Specifically, data from Reuters’ oil tanker tracking on September 30 revealed that in the four weeks leading up to September 28, Russia exported an average of 3.62 million barrels of crude oil per day (bpd) via sea routes. This marks the highest level since May 2024, despite Washington’s persistent pressure on Russia’s major buyers.

India, Russia’s second-largest crude oil importer after China, has been a focal point in the U.S. strategy to halt Russian oil exports. The Trump administration recently imposed a 50% tariff on Indian goods due to the country’s continued purchases of Russian oil.

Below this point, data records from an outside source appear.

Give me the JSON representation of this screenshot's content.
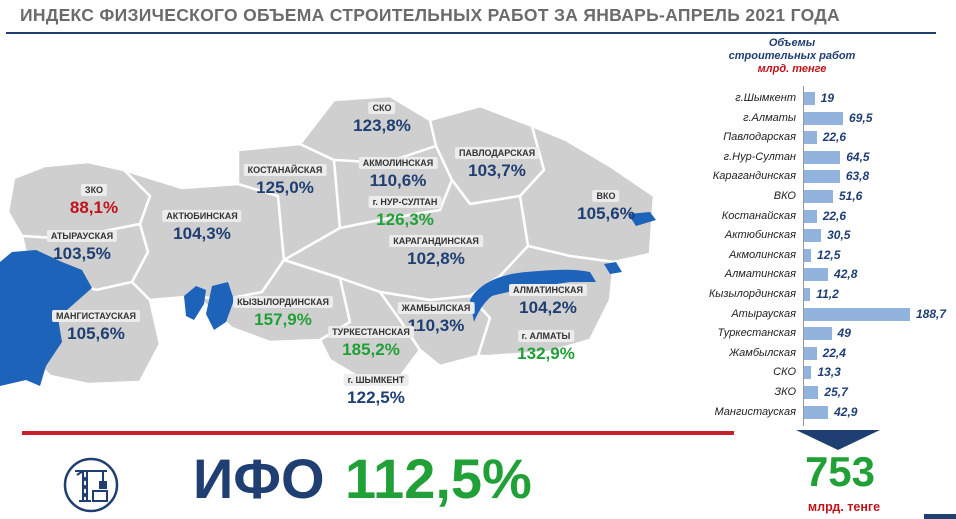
{
  "title": "ИНДЕКС ФИЗИЧЕСКОГО ОБЪЕМА СТРОИТЕЛЬНЫХ РАБОТ ЗА ЯНВАРЬ-АПРЕЛЬ 2021 ГОДА",
  "colors": {
    "navy": "#1f3e72",
    "green": "#21a038",
    "red": "#c0141a",
    "land": "#cfcfcf",
    "water": "#1c63b9",
    "bar": "#93b3df"
  },
  "map": {
    "regions": [
      {
        "name": "ЗКО",
        "value": "88,1%",
        "tone": "red"
      },
      {
        "name": "АТЫРАУСКАЯ",
        "value": "103,5%",
        "tone": "navy"
      },
      {
        "name": "МАНГИСТАУСКАЯ",
        "value": "105,6%",
        "tone": "navy"
      },
      {
        "name": "АКТЮБИНСКАЯ",
        "value": "104,3%",
        "tone": "navy"
      },
      {
        "name": "КОСТАНАЙСКАЯ",
        "value": "125,0%",
        "tone": "navy"
      },
      {
        "name": "СКО",
        "value": "123,8%",
        "tone": "navy"
      },
      {
        "name": "АКМОЛИНСКАЯ",
        "value": "110,6%",
        "tone": "navy"
      },
      {
        "name": "ПАВЛОДАРСКАЯ",
        "value": "103,7%",
        "tone": "navy"
      },
      {
        "name": "г. НУР-СУЛТАН",
        "value": "126,3%",
        "tone": "green"
      },
      {
        "name": "ВКО",
        "value": "105,6%",
        "tone": "navy"
      },
      {
        "name": "КАРАГАНДИНСКАЯ",
        "value": "102,8%",
        "tone": "navy"
      },
      {
        "name": "КЫЗЫЛОРДИНСКАЯ",
        "value": "157,9%",
        "tone": "green"
      },
      {
        "name": "ЖАМБЫЛСКАЯ",
        "value": "110,3%",
        "tone": "navy"
      },
      {
        "name": "АЛМАТИНСКАЯ",
        "value": "104,2%",
        "tone": "navy"
      },
      {
        "name": "ТУРКЕСТАНСКАЯ",
        "value": "185,2%",
        "tone": "green"
      },
      {
        "name": "г. АЛМАТЫ",
        "value": "132,9%",
        "tone": "green"
      },
      {
        "name": "г. ШЫМКЕНТ",
        "value": "122,5%",
        "tone": "navy"
      }
    ]
  },
  "volumes": {
    "heading": "Объемы\nстроительных работ",
    "unit": "млрд. тенге"
  },
  "chart_data": {
    "type": "bar",
    "orientation": "horizontal",
    "categories": [
      "г.Шымкент",
      "г.Алматы",
      "Павлодарская",
      "г.Нур-Султан",
      "Карагандинская",
      "ВКО",
      "Костанайская",
      "Актюбинская",
      "Акмолинская",
      "Алматинская",
      "Кызылординская",
      "Атырауская",
      "Туркестанская",
      "Жамбылская",
      "СКО",
      "ЗКО",
      "Мангистауская"
    ],
    "values": [
      19,
      69.5,
      22.6,
      64.5,
      63.8,
      51.6,
      22.6,
      30.5,
      12.5,
      42.8,
      11.2,
      188.7,
      49,
      22.4,
      13.3,
      25.7,
      42.9
    ],
    "labels": [
      "19",
      "69,5",
      "22,6",
      "64,5",
      "63,8",
      "51,6",
      "22,6",
      "30,5",
      "12,5",
      "42,8",
      "11,2",
      "188,7",
      "49",
      "22,4",
      "13,3",
      "25,7",
      "42,9"
    ],
    "title": "Объемы строительных работ",
    "ylabel": "млрд. тенге",
    "xlim": [
      0,
      188.7
    ]
  },
  "summary": {
    "ifo_label": "ИФО",
    "ifo_value": "112,5%",
    "total_value": "753",
    "total_unit": "млрд. тенге"
  },
  "icons": {
    "construction": "construction-crane-icon"
  }
}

However, New Delhi officials stated they would not cease imports and even suggested that India might consider reducing imports from Russia if granted access to supplies from Iran and Venezuela—two nations also under U.S. sanctions. Shifting to additional crude oil from these countries or the Middle East would incur higher costs, increasing overall import expenses for the Asian nation.

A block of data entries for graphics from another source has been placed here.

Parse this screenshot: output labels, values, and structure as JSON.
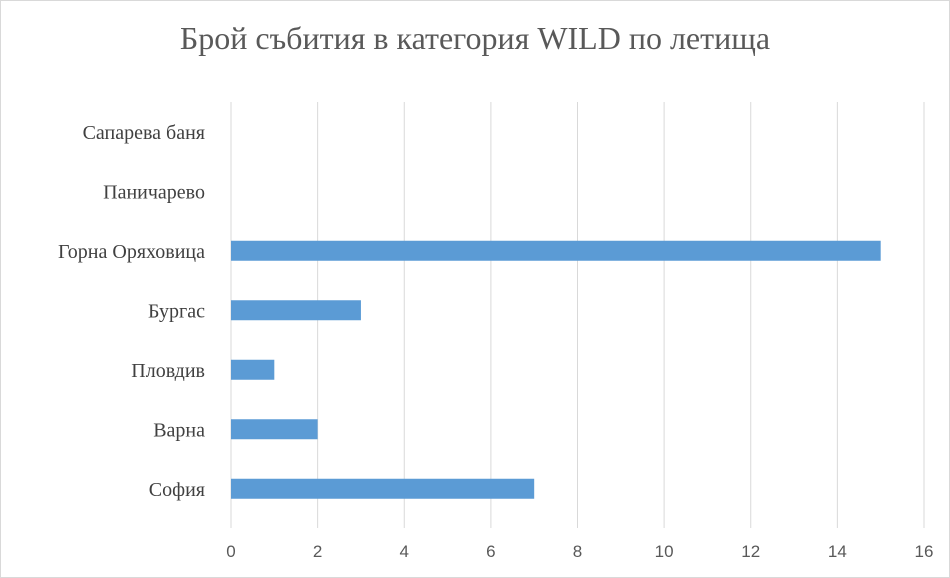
{
  "chart_data": {
    "type": "bar",
    "orientation": "horizontal",
    "title": "Брой събития в категория WILD по летища",
    "categories": [
      "София",
      "Варна",
      "Пловдив",
      "Бургас",
      "Горна Оряховица",
      "Паничарево",
      "Сапарева баня"
    ],
    "values": [
      7,
      2,
      1,
      3,
      15,
      0,
      0
    ],
    "xlim": [
      0,
      16
    ],
    "xticks": [
      0,
      2,
      4,
      6,
      8,
      10,
      12,
      14,
      16
    ],
    "xlabel": "",
    "ylabel": "",
    "grid": "vertical",
    "legend": "none",
    "bar_color": "#5b9bd5",
    "grid_color": "#d9d9d9"
  }
}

An Indian official told Reuters that simultaneously cutting off supplies from Russia, Iran, and Venezuela could drive up global oil prices, destabilizing the international market.

Beyond India, several European countries have also maintained their stance despite U.S. pressure. Last week, Hungary confirmed it would continue importing Russian oil. Speaking on the sidelines of the UN General Assembly in New York, Hungarian Foreign Minister Peter Szijjarto stated, “We cannot ensure energy security without Russian supplies.” Hungary remains one of the EU nations most reliant on Russian oil and gas, alongside Slovakia, while Turkey has also sustained its imports.

Despite the surge in export volumes, Russia’s oil and gas revenues are projected to drop by 23% in September compared to the same period last year. This decline is primarily attributed to falling international crude oil prices and the strengthening of the ruble, as estimated by Reuters.

This situation highlights a global oil market tug-of-war: while Russia maintains significant export volumes despite sanctions, its energy profits face pressure from price fluctuations and currency exchange rates.